On 21.5.2013, at 21.24, Michael M Slusarz <slusarz@curecanti.org> wrote:
Or are you saying that the error is fine if the text contains NULs, but simply should be allowed as long as it doesn't?
This. As mentioned before, it seems the code is simply assuming that the text part contains NULs without ever checking it. My reading of the literal8 is that there is no requirement that NULs MUST exist in the string.
In our code, the append data is often from code that the IMAP library doesn't have access to. So at APPEND time, it is unaware whether the data contains NUL or not - it just has a blob of data and a length. If BINARY exists, it is much easier for us to simply send as literal8 and stream the data - no extra overhead is needed on our side. Since each individual byte need to be handled by the server as it comes in, it seems much more efficient to do NUL checking there.
It's not just about NUL. It's also about if plain LFs can be converted to CRLFs.

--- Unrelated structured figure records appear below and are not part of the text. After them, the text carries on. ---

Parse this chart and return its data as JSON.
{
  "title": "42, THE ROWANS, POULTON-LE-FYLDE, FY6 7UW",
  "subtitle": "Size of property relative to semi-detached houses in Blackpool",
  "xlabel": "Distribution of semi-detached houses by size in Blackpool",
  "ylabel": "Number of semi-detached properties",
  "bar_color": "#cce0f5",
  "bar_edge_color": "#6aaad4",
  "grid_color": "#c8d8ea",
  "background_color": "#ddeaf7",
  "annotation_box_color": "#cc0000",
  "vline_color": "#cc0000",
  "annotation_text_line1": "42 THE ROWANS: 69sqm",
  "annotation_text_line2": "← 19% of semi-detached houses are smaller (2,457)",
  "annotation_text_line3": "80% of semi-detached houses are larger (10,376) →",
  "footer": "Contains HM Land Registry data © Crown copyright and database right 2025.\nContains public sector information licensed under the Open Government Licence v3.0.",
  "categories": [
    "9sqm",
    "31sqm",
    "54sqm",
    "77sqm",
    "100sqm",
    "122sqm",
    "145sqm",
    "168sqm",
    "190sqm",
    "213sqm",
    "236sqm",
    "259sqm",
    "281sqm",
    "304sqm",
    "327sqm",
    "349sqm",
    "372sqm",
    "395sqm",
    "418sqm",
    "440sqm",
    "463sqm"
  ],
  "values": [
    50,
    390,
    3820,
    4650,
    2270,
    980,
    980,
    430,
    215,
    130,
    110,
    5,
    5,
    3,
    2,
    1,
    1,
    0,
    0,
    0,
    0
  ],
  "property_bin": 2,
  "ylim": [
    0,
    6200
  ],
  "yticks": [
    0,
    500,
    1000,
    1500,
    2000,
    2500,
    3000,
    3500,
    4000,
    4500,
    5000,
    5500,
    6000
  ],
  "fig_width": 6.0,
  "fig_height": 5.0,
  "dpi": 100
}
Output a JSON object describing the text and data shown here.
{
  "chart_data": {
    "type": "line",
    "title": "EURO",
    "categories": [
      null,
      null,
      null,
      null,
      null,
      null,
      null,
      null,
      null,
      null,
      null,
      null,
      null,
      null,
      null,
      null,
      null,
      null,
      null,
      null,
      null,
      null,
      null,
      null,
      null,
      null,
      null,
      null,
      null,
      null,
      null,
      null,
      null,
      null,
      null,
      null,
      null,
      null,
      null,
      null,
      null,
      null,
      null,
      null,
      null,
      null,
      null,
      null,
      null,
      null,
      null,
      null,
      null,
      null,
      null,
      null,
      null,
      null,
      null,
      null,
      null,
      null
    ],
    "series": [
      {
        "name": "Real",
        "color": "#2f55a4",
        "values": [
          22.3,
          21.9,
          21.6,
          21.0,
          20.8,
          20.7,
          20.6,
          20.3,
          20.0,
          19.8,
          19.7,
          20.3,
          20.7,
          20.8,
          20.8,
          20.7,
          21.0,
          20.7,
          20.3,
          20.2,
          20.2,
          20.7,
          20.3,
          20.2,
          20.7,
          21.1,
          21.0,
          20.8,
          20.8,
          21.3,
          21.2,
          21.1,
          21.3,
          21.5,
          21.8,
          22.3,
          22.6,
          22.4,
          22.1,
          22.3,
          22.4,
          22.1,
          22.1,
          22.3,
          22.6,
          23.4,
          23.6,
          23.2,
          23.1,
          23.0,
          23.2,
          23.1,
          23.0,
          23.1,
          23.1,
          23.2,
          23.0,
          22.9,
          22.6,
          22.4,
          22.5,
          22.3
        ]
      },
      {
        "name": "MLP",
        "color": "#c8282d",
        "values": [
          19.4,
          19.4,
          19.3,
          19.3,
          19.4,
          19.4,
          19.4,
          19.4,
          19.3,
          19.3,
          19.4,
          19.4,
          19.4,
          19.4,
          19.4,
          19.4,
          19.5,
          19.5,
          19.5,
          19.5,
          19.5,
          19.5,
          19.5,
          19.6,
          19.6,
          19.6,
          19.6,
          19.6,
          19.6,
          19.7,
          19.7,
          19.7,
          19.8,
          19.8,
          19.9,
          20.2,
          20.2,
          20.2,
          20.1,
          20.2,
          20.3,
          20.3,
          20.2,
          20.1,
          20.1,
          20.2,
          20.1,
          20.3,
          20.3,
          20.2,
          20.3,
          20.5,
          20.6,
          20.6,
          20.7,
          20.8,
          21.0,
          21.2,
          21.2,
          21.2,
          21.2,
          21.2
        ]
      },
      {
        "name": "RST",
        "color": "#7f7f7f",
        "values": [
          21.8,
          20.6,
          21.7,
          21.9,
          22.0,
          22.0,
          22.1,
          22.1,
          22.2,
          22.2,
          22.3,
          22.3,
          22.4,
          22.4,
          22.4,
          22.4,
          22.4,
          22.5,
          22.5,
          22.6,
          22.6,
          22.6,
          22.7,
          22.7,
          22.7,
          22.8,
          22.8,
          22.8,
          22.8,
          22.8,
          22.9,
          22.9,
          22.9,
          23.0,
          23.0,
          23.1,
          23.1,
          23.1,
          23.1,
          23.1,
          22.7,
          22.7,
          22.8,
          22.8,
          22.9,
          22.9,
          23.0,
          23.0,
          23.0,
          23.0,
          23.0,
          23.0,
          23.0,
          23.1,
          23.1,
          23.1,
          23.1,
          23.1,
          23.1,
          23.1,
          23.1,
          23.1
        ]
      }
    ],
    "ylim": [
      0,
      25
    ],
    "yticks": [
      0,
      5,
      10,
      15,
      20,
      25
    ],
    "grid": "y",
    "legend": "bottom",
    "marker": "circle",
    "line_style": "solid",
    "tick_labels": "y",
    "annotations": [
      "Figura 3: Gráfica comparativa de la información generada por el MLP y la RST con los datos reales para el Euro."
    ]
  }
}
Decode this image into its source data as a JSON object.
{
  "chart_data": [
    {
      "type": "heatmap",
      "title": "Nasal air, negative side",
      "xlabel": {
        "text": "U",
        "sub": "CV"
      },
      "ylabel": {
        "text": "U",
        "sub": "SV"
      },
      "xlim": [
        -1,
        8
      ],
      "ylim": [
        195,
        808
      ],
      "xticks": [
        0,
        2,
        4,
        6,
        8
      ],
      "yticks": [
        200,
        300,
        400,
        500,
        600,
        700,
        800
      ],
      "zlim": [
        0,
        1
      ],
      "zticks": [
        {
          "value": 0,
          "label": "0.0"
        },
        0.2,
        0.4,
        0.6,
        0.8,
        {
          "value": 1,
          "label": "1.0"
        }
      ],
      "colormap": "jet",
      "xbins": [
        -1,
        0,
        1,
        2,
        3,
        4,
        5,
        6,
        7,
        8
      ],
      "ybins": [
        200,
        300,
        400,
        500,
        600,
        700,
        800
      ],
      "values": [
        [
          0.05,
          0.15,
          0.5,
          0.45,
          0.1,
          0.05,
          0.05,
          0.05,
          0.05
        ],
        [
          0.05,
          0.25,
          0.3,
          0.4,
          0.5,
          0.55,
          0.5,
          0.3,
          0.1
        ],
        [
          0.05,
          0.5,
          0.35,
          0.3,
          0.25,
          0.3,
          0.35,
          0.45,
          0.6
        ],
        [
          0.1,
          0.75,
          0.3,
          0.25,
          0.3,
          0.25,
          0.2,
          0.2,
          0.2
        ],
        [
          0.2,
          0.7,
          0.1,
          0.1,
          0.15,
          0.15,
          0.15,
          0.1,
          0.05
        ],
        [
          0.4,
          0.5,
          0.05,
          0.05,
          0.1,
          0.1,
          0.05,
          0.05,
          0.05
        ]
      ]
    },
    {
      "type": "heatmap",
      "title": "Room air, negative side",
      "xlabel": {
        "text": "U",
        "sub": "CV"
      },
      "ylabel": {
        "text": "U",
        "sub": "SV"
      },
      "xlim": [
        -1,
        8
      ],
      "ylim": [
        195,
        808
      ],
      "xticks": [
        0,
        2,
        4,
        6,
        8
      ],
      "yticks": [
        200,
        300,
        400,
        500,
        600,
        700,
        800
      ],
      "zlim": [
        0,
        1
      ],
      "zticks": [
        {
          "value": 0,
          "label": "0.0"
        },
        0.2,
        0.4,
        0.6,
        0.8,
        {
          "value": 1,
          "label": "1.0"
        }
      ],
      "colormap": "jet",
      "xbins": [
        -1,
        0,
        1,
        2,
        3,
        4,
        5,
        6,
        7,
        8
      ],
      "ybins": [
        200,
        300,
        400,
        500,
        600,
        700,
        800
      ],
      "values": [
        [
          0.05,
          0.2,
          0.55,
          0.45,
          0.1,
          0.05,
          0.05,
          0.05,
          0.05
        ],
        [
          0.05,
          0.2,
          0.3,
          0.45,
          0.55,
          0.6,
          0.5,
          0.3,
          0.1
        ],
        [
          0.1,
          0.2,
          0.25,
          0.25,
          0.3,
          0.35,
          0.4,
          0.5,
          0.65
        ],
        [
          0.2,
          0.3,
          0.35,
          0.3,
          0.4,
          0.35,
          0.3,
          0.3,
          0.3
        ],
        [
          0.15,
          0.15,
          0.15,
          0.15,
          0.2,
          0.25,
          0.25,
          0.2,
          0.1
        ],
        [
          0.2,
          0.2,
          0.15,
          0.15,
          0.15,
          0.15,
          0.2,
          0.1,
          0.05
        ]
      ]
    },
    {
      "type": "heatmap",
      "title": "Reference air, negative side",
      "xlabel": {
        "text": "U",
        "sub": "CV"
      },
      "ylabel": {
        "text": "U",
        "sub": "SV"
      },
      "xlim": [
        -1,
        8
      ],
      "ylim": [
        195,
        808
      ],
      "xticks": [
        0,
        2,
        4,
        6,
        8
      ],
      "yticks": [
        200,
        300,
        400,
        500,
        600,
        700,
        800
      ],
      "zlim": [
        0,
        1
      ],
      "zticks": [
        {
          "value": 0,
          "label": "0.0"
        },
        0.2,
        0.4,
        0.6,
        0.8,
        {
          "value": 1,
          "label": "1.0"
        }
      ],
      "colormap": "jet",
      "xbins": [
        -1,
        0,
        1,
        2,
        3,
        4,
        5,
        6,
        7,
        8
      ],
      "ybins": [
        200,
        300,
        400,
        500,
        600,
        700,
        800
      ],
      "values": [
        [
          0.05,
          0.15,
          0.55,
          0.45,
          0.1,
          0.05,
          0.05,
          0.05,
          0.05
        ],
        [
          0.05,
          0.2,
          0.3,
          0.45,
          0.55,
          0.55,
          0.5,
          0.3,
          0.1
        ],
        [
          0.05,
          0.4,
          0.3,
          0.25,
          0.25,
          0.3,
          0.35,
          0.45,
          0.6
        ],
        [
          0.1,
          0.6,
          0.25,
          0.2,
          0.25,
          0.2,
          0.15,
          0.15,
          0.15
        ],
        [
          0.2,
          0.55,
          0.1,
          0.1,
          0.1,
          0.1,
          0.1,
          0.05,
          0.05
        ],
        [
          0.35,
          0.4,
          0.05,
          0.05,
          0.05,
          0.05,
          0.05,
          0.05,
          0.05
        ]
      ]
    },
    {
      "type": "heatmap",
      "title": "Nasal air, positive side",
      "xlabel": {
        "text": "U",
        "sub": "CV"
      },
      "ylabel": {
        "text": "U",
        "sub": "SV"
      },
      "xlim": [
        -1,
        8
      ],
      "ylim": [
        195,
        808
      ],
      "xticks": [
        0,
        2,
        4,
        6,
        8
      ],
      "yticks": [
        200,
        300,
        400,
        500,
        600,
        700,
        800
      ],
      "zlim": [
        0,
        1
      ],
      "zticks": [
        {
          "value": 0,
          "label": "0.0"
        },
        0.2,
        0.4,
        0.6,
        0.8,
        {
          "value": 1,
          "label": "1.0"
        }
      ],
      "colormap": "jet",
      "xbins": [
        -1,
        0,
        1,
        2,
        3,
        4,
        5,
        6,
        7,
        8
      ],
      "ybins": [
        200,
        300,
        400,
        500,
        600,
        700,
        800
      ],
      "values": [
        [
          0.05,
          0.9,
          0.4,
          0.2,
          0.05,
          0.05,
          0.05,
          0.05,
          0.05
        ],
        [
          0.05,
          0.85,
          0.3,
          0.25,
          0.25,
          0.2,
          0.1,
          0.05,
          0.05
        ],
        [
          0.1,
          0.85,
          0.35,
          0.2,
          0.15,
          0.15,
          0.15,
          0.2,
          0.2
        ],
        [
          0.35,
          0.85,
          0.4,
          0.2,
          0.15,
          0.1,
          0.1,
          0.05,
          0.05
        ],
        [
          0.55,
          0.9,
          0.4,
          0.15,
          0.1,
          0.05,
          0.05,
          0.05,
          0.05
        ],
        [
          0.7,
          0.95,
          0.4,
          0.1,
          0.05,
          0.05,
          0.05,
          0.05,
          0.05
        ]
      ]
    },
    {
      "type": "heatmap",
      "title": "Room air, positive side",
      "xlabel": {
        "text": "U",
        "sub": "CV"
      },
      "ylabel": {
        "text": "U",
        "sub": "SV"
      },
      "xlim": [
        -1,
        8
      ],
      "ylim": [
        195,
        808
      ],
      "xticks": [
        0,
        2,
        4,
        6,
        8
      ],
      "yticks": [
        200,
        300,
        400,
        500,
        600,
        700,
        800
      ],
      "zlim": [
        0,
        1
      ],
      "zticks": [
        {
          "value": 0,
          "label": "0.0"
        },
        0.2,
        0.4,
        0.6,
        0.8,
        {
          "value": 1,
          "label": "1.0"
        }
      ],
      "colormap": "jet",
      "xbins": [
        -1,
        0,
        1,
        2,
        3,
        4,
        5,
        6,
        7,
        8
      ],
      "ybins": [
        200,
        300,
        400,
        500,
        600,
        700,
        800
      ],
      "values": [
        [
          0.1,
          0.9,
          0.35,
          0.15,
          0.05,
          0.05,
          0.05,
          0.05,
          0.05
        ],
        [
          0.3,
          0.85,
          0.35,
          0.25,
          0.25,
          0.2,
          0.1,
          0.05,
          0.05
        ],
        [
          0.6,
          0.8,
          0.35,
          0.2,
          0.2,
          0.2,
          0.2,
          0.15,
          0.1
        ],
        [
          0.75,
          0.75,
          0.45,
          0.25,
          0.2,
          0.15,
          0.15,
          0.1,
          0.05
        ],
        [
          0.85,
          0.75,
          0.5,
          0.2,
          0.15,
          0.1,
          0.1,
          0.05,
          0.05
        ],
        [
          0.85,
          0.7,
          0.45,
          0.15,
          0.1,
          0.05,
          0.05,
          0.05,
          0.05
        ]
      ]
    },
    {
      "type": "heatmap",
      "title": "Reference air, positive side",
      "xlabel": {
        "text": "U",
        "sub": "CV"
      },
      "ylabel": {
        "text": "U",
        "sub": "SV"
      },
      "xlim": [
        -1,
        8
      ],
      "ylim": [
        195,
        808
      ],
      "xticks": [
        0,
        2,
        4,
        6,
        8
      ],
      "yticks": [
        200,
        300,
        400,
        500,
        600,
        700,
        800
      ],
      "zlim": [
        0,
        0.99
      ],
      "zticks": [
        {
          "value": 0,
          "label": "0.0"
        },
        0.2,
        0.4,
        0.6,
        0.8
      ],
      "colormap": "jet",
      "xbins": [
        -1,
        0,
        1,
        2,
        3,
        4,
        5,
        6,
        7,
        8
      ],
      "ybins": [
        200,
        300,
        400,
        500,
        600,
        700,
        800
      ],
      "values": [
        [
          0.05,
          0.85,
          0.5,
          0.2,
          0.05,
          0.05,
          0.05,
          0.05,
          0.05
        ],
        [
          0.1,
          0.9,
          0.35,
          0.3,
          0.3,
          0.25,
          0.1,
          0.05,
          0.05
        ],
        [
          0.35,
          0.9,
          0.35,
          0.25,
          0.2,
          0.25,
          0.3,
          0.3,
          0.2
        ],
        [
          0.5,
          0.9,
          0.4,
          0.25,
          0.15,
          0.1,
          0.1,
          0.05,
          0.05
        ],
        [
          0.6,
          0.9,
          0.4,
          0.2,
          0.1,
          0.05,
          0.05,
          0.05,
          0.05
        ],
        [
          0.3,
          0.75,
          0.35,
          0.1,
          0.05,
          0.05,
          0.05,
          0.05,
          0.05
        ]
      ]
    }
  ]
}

Anyway .. the BINARY APPEND converts only the MIME parts that you send with "Content-Transfer-Encoding: binary". Are you sending such header to Dovecot? If not, there's actually no difference to a regular APPEND from Dovecot's point of view (I think). If a non-binary MIME part contains NUL, what is Dovecot supposed to do? Change it to some other character? Fail the APPEND? Should there be a difference between how literal vs literal8 is handled in such case?